Song Of The Day 1/9/2015: Falco - "Urban Tropical (Extended Mix)"

B-Sides Week '15: We missed something about Falco (1957–1998), the Austrian performer who crossed all international borders with his chart-disintegrating smash “Rock Me Amadeus.” The mania that surrounded that song took our eyes off it, and he then disappeared so silently that we dropped the case. But while we were watching him run around in that cuddly Mozart wig he was crafting some of the oddest pop music of the ’80s. Not to indulge the side of me that’s politically correct when I’m around all the other parents, but some of it was just barely, barely on the other side of being offensive.

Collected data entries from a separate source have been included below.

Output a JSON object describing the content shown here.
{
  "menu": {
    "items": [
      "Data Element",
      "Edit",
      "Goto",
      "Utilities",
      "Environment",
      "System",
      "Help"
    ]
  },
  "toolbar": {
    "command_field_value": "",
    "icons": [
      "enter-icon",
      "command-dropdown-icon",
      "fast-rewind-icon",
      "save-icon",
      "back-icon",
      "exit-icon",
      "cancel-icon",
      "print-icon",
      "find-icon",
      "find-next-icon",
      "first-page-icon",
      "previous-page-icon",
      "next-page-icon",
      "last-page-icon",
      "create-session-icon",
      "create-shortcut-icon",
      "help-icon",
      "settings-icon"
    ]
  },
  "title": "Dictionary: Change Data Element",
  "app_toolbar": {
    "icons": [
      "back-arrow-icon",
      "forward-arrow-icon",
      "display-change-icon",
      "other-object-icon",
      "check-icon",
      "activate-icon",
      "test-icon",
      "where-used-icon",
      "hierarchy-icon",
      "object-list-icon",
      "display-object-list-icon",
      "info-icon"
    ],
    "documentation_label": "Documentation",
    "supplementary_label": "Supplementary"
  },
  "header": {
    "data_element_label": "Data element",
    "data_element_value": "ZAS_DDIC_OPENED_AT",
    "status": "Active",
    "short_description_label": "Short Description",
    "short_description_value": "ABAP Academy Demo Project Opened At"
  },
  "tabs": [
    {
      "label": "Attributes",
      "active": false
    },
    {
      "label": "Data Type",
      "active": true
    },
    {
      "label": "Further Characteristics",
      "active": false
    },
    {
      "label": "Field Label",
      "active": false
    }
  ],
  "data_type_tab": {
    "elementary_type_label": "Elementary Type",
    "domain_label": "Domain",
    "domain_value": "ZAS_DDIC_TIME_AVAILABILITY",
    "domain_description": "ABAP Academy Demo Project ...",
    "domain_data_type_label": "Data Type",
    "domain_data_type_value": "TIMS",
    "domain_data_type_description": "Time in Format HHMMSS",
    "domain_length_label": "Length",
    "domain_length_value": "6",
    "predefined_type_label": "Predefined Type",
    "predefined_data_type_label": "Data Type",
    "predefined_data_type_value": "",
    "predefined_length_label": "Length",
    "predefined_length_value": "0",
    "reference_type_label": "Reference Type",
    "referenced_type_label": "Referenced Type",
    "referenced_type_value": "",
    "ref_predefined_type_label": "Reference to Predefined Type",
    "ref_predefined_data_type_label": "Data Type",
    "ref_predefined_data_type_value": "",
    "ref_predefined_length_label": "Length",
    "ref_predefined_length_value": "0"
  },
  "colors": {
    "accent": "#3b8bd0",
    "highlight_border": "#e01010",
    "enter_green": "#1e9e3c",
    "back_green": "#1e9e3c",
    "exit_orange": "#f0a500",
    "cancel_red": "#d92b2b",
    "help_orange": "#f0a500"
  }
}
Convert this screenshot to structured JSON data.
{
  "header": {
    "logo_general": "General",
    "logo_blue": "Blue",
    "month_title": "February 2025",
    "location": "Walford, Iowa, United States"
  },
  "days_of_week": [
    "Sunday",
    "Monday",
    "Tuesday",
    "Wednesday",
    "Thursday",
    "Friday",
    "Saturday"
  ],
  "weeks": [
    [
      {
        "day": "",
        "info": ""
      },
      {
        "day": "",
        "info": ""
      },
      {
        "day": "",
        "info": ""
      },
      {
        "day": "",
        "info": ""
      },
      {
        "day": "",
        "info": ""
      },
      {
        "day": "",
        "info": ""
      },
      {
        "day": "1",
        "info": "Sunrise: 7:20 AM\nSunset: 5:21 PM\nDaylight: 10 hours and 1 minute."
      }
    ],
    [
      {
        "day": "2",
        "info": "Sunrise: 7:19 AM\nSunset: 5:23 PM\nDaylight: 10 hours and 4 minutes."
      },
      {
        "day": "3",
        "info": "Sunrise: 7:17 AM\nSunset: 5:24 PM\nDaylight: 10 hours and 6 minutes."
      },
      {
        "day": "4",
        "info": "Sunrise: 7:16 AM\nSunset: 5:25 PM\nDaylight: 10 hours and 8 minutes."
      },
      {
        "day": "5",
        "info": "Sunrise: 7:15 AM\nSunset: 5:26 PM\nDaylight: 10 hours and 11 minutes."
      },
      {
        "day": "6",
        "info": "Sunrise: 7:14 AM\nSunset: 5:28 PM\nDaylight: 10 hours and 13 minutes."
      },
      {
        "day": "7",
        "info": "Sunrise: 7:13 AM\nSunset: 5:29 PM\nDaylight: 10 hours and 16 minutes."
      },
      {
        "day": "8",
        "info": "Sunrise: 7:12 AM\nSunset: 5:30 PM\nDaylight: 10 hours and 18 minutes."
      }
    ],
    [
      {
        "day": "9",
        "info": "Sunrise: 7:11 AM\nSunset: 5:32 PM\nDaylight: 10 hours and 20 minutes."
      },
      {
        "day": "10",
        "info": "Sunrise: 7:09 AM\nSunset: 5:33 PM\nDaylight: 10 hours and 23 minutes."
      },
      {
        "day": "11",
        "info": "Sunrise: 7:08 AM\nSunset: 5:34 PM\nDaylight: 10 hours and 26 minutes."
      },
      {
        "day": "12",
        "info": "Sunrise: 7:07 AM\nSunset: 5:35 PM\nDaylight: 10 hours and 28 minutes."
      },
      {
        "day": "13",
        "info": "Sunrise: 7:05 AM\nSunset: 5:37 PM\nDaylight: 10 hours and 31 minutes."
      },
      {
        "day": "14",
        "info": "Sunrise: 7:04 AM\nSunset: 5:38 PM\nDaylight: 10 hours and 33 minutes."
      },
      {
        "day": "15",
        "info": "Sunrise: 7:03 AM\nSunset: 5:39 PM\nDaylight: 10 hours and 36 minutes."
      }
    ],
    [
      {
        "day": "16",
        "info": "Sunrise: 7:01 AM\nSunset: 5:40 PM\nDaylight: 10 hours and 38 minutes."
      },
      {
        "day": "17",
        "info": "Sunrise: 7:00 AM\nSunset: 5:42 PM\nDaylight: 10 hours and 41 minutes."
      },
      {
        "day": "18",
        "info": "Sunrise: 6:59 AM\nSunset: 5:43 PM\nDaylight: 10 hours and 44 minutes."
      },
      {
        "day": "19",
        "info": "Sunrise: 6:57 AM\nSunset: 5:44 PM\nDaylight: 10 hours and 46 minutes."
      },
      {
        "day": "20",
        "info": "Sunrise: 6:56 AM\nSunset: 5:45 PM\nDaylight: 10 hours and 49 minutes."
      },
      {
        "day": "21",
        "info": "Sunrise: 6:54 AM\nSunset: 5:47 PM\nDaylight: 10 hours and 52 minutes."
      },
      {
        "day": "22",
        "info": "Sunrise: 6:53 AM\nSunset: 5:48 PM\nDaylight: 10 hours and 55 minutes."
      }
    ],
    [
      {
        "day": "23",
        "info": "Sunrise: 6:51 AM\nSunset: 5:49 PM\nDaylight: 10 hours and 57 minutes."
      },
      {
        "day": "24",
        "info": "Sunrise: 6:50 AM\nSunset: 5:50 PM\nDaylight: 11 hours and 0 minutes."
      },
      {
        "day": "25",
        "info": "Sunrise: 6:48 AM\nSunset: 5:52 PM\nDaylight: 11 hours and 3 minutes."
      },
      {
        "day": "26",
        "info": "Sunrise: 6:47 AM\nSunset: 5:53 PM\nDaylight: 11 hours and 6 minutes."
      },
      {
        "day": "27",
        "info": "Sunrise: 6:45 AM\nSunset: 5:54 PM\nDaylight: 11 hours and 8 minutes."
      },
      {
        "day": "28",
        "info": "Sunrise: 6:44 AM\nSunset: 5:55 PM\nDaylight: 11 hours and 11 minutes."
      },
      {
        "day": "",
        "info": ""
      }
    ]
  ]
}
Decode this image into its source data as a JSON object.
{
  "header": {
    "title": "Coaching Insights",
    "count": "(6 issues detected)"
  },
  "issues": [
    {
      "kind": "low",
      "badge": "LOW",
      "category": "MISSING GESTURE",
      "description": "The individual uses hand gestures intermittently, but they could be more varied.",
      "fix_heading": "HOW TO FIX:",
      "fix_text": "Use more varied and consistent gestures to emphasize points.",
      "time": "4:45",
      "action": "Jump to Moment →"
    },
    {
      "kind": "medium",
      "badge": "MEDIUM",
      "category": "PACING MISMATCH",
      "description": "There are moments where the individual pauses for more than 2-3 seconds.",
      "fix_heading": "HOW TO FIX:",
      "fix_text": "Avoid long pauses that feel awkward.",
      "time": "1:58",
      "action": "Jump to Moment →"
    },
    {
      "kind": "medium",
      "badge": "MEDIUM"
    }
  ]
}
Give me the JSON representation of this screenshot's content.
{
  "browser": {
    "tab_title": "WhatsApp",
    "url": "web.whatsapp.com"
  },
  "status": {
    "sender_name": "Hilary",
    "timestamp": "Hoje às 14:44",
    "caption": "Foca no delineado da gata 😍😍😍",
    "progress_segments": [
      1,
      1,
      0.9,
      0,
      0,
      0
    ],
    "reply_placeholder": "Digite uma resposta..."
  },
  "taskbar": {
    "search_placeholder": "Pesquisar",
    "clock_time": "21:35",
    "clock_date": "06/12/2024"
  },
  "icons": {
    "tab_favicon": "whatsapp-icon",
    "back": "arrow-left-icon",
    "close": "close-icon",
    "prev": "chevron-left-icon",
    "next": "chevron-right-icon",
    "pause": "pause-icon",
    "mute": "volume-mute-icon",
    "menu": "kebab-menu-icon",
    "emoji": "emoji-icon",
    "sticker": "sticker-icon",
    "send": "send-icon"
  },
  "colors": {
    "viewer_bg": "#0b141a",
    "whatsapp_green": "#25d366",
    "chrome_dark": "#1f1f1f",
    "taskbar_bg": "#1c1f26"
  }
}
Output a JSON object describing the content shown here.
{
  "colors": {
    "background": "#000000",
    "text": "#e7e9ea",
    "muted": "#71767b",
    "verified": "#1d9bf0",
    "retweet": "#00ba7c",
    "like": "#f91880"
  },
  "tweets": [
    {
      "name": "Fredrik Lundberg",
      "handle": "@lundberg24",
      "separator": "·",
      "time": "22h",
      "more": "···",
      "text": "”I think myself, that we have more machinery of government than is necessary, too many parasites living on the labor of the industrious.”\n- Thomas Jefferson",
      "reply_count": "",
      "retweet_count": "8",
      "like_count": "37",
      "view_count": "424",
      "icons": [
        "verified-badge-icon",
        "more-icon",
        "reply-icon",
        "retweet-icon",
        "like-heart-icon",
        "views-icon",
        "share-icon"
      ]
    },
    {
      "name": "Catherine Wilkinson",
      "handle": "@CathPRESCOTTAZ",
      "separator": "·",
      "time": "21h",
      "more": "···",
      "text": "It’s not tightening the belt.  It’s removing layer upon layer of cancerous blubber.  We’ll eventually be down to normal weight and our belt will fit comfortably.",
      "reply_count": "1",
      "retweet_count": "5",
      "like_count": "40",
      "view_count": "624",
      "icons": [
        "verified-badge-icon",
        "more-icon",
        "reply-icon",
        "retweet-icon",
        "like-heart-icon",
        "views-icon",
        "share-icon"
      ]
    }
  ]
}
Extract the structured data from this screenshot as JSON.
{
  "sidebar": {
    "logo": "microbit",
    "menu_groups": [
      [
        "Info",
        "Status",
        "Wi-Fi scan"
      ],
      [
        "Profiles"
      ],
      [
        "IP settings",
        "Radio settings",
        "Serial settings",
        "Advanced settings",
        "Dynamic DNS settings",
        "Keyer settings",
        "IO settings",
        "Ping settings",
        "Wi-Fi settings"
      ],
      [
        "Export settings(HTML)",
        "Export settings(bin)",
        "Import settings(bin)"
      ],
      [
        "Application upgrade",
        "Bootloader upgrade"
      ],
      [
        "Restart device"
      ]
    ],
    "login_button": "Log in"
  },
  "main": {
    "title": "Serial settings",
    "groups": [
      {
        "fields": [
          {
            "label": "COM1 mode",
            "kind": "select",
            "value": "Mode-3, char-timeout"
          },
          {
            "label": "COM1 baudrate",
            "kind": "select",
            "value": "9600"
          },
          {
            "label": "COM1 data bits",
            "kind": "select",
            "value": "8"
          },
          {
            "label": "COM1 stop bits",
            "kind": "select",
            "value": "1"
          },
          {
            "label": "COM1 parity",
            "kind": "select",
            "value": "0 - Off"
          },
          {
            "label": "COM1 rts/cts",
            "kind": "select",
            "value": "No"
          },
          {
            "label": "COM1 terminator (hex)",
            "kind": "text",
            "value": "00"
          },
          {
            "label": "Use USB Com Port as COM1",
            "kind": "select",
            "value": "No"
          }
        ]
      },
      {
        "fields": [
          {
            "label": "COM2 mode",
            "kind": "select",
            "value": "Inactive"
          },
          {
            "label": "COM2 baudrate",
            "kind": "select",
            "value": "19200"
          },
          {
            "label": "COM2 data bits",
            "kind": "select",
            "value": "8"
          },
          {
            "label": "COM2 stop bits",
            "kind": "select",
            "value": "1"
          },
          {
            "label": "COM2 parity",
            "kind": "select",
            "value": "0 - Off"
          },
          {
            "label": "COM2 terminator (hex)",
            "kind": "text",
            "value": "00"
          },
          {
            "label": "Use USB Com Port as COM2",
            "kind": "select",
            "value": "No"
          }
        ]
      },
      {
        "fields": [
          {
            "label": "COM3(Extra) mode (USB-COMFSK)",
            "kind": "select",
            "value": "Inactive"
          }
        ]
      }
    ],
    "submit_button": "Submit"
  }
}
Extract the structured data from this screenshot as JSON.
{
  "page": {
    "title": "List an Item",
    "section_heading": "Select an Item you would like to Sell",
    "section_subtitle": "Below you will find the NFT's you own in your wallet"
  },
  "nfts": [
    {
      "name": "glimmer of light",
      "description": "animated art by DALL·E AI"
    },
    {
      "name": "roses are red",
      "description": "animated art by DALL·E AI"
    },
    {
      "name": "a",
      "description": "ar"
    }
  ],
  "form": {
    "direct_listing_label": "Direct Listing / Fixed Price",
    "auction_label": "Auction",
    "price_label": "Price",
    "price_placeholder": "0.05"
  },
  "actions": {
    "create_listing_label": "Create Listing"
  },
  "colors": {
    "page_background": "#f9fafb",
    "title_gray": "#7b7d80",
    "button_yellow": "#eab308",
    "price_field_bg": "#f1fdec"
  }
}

Take, for example, the flip side to “Amadeus,” this very unorthodox, anomalous extended track called “Urban Tropical.” It’s pretty clearly satirical, but we know so little about Falco -- not to mention the aesthetic principles of anybody from Austria -- that it winds up being far more perplexing and eye-scrunching than hilarious. And yet, somehow, it makes some kind of point. Though I won’t venture a guess as to what it is.

At the risk of ruining your virgin experience with this song, what we have here is a series of hoots and hollers, forcing a party in true Germanic tradition. It’s supposed to sound spontaneous but it sounds more like “Now you will raise your hands into the air, and proceed to wave them in the shape of a semi-circle as if you had no concerns about the status of your person, nor those of others, please.”

Again, probably part of the mission statement. But then Falco goes off the rails, Tony Montana style. I mean, I just don’t know what to make of words like… well:
What’s going up your nose?
When they goes up close nobody knows what goes up your nose
When they goes up close

Hey man, how you doing man? Hey, great to see you two, hi
Hey, hey, what about your sister? (she’s still black)
She’s still black, she’s still black (she’s still black)
I’ve tried so hard to get black
I can’t believe it yeah, all right! Say hipitty-hop, hop!
And later:
You don’t get it in this studio, because the owner of this studio’s here now
(She is black, she is, she’s, she, she, she…)

Give me some, give me some, give me some coke
A-give me some coke, coke, coke, coke, coke, coke, coke, coke
This is gold. This shit's genius. It's clear Falco is targeting the headless party monsters of the Bret Easton Ellis generation that he's seen on American TV (or backstage), but he's not familiar enough with their various layers of mild psychosis -- and he's geographically removed from them as well -- that he appropriates photocopies of stuff he might have heard about to fill up his rap: "ganga," "coke", the "negrita with the bloodshot eyes." (The what??) Yet through his indomitable spirit and his fervent and enthusiastic straw-grasping it becomes a very, very listenable train wreck, for seven and a half unredeemable minutes. Goddamn it.

We missed something about Falco. I don’t know what it was. I don’t even know if it’s something we wanted. But we missed it. Missed it good.